A THUG who tortured a disabled woman walked out of court laughing after being freed on a "farcical" legal technicality - even though an angry judge said he should be jailed for a "long, long time".

Scott Floyd, 26, celebrated with his arms aloft joked "he walks free from court" as he exited the building.

Teesside Crown Court was told Floyd and an accomplice - a fugitive hiding in Spain despite an international arrest warrant - had tortured their victim.

They demanded her car and when she refused Floyd kicked and punched her legs until they were "dead" and then snatched her keys.

The pair crashed and wrote off her car and Floyd was originally charged with robbery.

However, the legal definition of robbery is that the intention has to be to "permanently deprive" the owner of the vehicle and the Crown Prosecution Service decided it could not prove that was his aim.

He admitted the lesser charges of aggravated vehicle taking and assault by beating, which were classed as summary offences - giving Recorder Eric Elliott, QC, no option but a maximum six-month jail term.

And because Floyd had already been remanded in custody for 139 days - longer than the jail term - he had to be immediately freed.

The judge hit out as he allowed Floyd to leave, telling the court: “He’ll walk out whatever I do. It’s a farcical situation. We’re completely and utterly tied.”

He told Floyd: “On the face of it, you deserve to put behind bars for a number of years. You should be put behind bars for a long, long time, but I’m unable to do so.”

Floyd saw the vulnerable disabled woman, who suffered severe pains in her legs, as an “easy target”, the court heard.

He bothered the troubled drug user, offered to buy her drugs and often went to her home in Grangetown, Middlesbrough, said prosecutor Richard Bennett.

Floyd and his unnamed associate repeatedly asked to use her car.

She refused but they put pressure on her and would use the vehicle, which she relied on for transport, without her consent.

On April 2 this year they went to see her and pestered her to use the car again.

Floyd kicked her to the hip as she came out of her bathroom, then sat next to her and hit her knees, causing them to be “almost like dead legs,” said Mr Bennett.

The blows, struck where she had her disability, caused her "immense pain and bruising."

The men found her handbag, took her car keys and drove off. Floyd crashed the car, writing it off, at about 2am.

Fearing reprisals, the victim initially told the police she was driving the Ford Fiesta.

She had to move out of her home, feared returning to Grangetown and still had to pay finance on the wrecked car.

In a statement she said she was hurt physically and mentally and felt like she had to look over her shoulder.

She added: “I hope the defendant pays for the torture he’s put me through.”

Floyd, of Westcroft Road, Grangetown, was charged with robbery, which carries a maximum sentence of life behind bars but the charge was discontinued by the CPS.

Mr Bennett said: “He’s very lucky because of a legal technicality.”

Recorder Elliott added: “If this had been a robbery, he would have been facing years.

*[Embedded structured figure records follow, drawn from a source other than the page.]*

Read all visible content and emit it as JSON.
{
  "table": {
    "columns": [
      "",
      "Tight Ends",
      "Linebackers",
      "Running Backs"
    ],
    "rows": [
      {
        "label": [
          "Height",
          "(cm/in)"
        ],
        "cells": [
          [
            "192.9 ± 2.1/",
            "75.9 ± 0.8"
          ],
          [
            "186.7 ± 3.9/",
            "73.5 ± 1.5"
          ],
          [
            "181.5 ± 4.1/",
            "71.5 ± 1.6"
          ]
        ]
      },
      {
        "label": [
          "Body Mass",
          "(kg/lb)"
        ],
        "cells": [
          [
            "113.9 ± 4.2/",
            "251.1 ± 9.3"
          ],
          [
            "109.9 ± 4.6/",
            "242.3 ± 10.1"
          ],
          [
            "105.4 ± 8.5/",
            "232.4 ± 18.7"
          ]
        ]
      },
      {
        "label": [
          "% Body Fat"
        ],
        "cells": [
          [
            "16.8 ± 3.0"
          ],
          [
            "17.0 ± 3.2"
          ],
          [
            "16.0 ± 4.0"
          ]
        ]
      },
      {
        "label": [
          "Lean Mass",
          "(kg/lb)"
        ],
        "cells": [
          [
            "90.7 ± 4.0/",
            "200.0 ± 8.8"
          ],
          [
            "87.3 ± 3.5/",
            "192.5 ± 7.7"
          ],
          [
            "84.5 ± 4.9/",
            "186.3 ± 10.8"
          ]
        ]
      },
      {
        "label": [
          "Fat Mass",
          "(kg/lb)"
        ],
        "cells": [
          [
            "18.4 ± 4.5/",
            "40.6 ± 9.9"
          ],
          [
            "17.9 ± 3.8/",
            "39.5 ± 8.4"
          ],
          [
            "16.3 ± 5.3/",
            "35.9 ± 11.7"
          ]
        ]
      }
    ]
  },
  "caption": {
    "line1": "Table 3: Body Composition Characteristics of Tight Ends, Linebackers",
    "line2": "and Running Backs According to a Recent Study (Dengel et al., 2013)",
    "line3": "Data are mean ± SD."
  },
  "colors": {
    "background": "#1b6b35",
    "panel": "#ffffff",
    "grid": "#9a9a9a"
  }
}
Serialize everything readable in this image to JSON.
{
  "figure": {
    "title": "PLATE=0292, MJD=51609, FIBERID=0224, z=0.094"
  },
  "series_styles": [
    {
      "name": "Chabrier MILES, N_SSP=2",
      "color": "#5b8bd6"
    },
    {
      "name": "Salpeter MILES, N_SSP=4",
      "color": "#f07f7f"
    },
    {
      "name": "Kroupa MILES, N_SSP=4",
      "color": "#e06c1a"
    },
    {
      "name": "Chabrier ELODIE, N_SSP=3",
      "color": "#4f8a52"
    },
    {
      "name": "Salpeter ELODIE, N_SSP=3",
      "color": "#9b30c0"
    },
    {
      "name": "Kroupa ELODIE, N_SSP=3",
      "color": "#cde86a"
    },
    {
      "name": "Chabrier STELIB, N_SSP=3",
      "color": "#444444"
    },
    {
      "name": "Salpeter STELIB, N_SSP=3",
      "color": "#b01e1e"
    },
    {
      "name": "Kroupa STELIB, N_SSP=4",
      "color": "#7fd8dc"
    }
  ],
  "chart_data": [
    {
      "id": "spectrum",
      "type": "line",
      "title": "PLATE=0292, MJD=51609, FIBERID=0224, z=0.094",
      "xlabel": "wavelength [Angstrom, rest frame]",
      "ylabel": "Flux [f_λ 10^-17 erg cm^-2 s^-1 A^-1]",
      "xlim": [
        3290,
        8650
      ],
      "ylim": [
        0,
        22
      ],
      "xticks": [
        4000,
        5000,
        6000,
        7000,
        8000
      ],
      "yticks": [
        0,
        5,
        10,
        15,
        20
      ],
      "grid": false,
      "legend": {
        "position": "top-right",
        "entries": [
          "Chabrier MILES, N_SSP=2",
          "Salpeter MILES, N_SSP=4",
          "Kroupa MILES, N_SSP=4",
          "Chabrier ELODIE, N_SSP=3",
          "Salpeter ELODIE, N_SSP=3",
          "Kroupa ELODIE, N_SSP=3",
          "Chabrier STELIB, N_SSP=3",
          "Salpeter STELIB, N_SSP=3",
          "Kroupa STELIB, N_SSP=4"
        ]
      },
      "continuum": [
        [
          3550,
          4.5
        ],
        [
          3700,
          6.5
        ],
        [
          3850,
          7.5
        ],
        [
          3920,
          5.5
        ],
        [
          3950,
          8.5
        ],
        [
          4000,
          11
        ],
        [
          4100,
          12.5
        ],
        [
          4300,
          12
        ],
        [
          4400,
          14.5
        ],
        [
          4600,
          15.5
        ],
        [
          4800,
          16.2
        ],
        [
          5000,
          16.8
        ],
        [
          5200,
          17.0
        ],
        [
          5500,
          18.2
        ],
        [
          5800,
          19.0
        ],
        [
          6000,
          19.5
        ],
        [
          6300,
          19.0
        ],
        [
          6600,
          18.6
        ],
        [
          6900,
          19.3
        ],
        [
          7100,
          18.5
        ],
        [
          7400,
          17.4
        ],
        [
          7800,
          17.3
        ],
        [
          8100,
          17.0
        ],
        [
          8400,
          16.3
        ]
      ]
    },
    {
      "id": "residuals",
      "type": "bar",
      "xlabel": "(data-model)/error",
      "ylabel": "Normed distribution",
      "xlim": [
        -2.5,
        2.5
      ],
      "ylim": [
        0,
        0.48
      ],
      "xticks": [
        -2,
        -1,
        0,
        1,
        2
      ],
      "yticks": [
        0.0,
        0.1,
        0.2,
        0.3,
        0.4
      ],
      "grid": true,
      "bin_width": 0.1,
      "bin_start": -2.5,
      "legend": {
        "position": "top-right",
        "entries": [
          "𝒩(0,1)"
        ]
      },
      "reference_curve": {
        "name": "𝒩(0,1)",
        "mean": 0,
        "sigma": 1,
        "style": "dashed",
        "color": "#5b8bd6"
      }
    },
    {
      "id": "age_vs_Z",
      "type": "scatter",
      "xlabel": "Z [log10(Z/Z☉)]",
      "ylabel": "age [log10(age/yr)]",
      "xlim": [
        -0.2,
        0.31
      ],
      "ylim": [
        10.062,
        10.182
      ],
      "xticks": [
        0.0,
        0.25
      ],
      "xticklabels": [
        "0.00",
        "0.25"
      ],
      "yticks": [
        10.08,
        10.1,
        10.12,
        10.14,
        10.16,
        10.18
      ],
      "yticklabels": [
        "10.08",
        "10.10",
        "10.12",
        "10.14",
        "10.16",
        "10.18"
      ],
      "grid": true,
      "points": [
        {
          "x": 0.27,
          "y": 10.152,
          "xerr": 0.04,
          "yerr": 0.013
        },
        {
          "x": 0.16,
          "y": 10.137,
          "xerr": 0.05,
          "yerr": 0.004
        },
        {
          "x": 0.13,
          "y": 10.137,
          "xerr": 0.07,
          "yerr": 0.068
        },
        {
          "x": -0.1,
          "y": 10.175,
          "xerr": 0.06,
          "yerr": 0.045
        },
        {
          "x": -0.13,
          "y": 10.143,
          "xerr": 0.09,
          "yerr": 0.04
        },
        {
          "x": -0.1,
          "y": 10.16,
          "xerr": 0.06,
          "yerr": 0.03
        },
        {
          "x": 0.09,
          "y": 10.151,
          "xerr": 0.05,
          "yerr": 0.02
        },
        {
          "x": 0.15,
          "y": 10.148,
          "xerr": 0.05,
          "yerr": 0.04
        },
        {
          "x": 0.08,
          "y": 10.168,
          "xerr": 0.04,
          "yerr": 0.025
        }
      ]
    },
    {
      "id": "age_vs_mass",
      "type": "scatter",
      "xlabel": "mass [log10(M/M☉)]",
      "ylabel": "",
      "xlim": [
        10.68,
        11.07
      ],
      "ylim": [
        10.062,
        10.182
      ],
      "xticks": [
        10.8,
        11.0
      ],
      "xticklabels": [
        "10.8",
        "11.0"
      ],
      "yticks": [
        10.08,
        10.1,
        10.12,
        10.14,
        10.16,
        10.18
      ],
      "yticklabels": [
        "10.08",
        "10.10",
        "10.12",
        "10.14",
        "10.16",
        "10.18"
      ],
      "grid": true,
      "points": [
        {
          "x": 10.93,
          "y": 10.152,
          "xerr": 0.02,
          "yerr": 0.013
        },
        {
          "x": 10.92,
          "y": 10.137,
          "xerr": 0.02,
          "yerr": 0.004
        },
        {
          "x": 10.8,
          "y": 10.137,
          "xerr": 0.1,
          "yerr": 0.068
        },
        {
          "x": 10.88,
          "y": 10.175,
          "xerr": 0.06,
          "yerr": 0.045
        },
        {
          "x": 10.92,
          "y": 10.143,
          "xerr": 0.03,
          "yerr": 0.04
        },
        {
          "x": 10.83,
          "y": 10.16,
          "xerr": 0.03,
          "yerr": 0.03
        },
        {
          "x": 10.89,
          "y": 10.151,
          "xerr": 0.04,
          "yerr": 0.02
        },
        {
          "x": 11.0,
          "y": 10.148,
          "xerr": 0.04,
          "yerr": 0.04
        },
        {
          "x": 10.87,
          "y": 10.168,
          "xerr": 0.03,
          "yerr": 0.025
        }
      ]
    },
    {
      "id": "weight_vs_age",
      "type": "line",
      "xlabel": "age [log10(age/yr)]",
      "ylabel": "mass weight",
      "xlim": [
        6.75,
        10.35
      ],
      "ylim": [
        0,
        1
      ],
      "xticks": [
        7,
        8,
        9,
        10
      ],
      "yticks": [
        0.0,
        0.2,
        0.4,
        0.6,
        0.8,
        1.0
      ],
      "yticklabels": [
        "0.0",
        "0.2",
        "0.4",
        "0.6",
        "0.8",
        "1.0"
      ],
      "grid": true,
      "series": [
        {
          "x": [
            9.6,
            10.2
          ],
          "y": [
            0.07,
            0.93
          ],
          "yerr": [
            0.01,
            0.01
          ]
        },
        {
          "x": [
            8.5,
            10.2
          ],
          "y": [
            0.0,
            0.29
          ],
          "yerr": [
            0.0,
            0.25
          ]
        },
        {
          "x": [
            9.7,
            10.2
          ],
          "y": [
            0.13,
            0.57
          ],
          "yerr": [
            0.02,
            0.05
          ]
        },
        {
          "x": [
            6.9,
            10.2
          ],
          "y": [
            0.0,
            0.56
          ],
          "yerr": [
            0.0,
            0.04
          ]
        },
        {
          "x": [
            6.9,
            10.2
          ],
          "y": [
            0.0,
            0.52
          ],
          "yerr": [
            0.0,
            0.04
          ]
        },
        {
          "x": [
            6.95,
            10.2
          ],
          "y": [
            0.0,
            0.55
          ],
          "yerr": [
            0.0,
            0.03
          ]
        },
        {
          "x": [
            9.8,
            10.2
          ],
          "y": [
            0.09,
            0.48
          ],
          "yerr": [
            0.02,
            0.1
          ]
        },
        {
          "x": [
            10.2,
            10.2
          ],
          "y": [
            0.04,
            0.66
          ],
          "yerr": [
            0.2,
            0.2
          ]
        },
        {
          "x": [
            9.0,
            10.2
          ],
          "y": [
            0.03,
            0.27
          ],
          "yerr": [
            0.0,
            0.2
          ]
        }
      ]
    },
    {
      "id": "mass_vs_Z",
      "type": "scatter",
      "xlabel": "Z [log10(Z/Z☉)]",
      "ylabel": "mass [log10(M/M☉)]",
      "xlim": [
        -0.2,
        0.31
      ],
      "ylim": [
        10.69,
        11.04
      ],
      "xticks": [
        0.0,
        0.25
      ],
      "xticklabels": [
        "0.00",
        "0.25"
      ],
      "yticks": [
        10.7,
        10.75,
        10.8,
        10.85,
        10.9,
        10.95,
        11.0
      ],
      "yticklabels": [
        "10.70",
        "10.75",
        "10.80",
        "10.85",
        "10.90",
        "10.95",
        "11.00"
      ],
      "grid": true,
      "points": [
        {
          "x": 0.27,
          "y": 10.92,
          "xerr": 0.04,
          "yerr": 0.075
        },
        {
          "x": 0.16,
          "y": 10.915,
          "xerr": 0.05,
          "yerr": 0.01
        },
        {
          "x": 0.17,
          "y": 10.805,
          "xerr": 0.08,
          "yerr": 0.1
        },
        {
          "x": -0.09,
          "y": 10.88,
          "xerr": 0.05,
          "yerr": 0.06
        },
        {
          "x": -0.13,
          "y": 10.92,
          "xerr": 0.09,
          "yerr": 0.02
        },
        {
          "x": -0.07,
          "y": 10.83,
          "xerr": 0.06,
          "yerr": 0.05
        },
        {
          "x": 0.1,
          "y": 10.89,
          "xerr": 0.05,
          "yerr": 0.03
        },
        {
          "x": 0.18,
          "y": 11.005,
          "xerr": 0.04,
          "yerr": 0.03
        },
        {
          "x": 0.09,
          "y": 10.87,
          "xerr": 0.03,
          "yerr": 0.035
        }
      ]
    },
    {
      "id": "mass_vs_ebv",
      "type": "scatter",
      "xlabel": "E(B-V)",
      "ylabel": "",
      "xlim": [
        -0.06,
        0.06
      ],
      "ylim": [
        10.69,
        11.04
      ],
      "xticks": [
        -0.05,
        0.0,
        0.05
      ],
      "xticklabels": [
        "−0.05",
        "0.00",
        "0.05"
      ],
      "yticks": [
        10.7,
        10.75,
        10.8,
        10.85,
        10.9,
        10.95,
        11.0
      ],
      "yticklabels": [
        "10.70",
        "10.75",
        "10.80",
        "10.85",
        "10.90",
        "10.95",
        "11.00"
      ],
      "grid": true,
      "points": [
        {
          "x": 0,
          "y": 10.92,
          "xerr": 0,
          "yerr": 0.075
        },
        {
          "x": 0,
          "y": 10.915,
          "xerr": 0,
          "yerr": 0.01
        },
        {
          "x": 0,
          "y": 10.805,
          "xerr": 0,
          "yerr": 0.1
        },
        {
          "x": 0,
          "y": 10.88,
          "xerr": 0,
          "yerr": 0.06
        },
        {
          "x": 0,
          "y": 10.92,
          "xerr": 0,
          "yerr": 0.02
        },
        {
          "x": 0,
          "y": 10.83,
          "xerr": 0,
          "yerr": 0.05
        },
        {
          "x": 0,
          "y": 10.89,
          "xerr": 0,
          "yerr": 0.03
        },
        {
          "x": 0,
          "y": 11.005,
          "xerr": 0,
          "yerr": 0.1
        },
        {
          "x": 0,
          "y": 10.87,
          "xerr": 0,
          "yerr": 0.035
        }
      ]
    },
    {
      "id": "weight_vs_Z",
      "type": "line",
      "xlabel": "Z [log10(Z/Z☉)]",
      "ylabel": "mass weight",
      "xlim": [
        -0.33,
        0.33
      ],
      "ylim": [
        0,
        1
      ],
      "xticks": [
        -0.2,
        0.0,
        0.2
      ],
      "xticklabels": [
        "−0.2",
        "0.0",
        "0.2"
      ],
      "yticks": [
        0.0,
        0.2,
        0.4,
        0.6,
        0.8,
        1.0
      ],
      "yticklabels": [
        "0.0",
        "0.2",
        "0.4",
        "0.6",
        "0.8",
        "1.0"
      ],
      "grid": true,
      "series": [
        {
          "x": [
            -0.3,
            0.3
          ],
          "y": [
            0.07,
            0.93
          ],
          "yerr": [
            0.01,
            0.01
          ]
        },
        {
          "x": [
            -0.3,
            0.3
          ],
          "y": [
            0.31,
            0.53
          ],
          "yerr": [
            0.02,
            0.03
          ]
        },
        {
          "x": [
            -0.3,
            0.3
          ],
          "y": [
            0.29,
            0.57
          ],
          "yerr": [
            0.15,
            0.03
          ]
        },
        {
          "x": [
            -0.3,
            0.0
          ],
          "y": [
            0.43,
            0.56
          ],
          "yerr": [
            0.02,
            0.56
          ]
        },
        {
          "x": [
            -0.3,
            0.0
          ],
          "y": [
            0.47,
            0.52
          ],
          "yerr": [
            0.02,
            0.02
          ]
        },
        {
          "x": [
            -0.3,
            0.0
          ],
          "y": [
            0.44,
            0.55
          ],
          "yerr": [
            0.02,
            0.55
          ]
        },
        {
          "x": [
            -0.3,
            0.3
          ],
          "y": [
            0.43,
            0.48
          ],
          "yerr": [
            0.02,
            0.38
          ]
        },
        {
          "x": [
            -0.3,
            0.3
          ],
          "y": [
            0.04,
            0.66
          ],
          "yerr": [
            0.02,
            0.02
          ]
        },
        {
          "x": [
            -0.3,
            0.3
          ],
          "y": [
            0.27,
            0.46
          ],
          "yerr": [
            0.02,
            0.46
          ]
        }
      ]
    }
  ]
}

“It’s purely and simply because the prosecution, quite rightly, have had to redraft the charges in light of the evidence and it wasn’t possible to prove the robbery.”

Just six days before the crimes, Floyd was given a chance by magistrates with a community order for thefts.

He had numerous previous convictions for violence and dishonesty.

The judge said the victim’s courage contrasted with Floyd’s “cowardly acts” against a smaller, vulnerable woman.

He said the sentence would not properly reflect Floyd’s “shameful conduct” as he was constrained to pass a sentence ensuring his immediate release.

“With great reluctance I impose this sentence, but impose it I must,” he added.

He gave Floyd a five-month prison sentence and banned him from driving for one year.

His victim, a mother-of-two who is in her twenties, fled the house after the attack.

It emerged Floyd is a neighbour who frequently bullied her

A neighbour said: "She is a nice lass but a bit too trusting for her own good. She's the mother of two lovely little kids but she's small and walks with difficulty.

"Floyd is a bully, he lived up the road from her and he was always in her house taking advantage of her and using her car when he wanted.

"There was no way she could have stood up to him, she's a tiny little thing. People were pleased when he was caught and thought he'd go to jail.

"It was a shock to hear he'd got away with it, he'll think he can do whatever he likes now.

"She left her house after the attack and was living in a refuge, it must have left her petrified."

Former magistrate David Hines, from Jarrow, South Tyneside, who runs the National Victims Association, said: "The Crown Prosecution Service lawyers should hang their head in shame.

"It's disgraceful that he was able to walk free, a mockery of justice.

"That poor woman was victimised, traumatised and left unable to go back to her home and he walks away from that laughing.

"I can't understand how they were unable to charge him with robbery. He beat her, took the car and wrote it off. How is that not permanently depriving her of her property?

"I feel so sorry for her and the thousands of people up and down this country who feel let down by the justice system.

"When I sat on the bench as a magistrate 20 years ago victims and their families would come to court to see justice being done.

"These days the public galleries are empty because the public has lost faith in the courts and its cases like this one that are to blame."